The unmetabolised ¹⁸F-FDG includes the ¹⁸F-FDG located in various compartments, including the extracellular spaces (in the blood and in the intercellular spaces) and in the cells (e.g., neuroendocrine cells and endothelial cells). In the present study, the PGLs were found to exhibit higher PUM and T80% values than the malignant lesions. It is possible that PUM might be influenced by genotype, but our cases had no mutations in one of the SDH genes.

We acknowledge several limitations to our study, including the small sample size, the absence of respiratory gating for 3-dimensional PET of the thorax, and the lack of partial volume effect correction (lesion maximum diameter from 15 to 60 mm).

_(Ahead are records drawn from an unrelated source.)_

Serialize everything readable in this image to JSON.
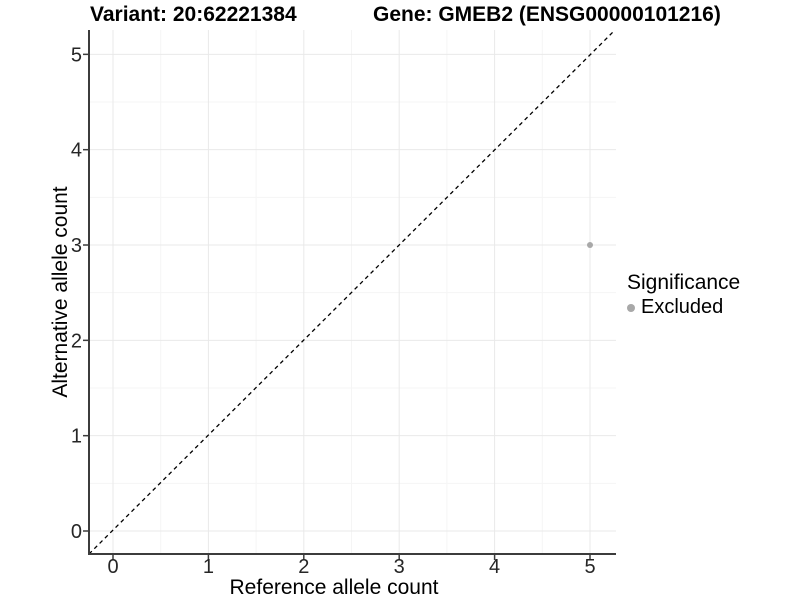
{
  "chart_data": {
    "type": "scatter",
    "title_left": "Variant: 20:62221384",
    "title_right": "Gene: GMEB2 (ENSG00000101216)",
    "xlabel": "Reference allele count",
    "ylabel": "Alternative allele count",
    "xticks": [
      0,
      1,
      2,
      3,
      4,
      5
    ],
    "yticks": [
      0,
      1,
      2,
      3,
      4,
      5
    ],
    "xlim": [
      -0.25,
      5.25
    ],
    "ylim": [
      -0.25,
      5.25
    ],
    "grid": "major and minor, minor at 0.5 steps",
    "identity_line": {
      "style": "dashed",
      "intercept": 0,
      "slope": 1,
      "color": "#000000"
    },
    "series": [
      {
        "name": "Excluded",
        "color": "#a8a8a8",
        "points": [
          {
            "x": 5,
            "y": 3
          }
        ]
      }
    ],
    "legend": {
      "title": "Significance",
      "position": "right",
      "items": [
        {
          "label": "Excluded",
          "color": "#a8a8a8"
        }
      ]
    },
    "colors": {
      "background": "#ffffff",
      "grid_major": "#e9e9e9",
      "grid_minor": "#f5f5f5",
      "axis_line": "#3c3c3c",
      "tick_text": "#262626"
    }
  }
}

We assessed the robustness of this approach that was initially designed to consider 4 time points by using 3 or even 2 time points. Encouraging results were obtained (cf. Table 1). Another limitation of this study was the choice of 3 different 2D-ROIs surrounding the entire lesion to obtain the lesion maximum concentrations to derive the clinical variability of the FDG measurements, which yielded single K_i, V and k₃ values for the entire lesion. This solution maximised the FDG measurement variability and thus might have increased the errors in the K_i and V estimates. Further improvements are being developed to overcome these limitations. Our method was designed to be easily used in clinical routine (computation time below one minute per lesion). Other potential improvements might include the obtention of the plasma time-activity curve from left-ventricle PET images [13] and a pixel-based generalisation of the methodology.

Another way of methodology improvement would be the use of regularized image reconstruction algorithm, recently implemented on the GE PETscans. Using this new algorithm, the image noise would be largely reduced and the K_i and V estimation largely improved.

This study should be considered as a pilot case study and needs to be further evaluated in a larger study including more tumors with different genetic backgrounds.

Conclusion

In conclusion, the determination of the unmetabolised component can be of particular value to in vivo assessments of tumours at the molecular level. In this study, we proposed a new methodology for determining the metabolised and unmetabolised fractions of ¹⁸F-FDG. If our findings are prospectively confirmed in a larger patient population, they might provide a new approach for tumor characterisation by imaging and kinetic parameters should be evaluated as predictive biomarkers of malignancy.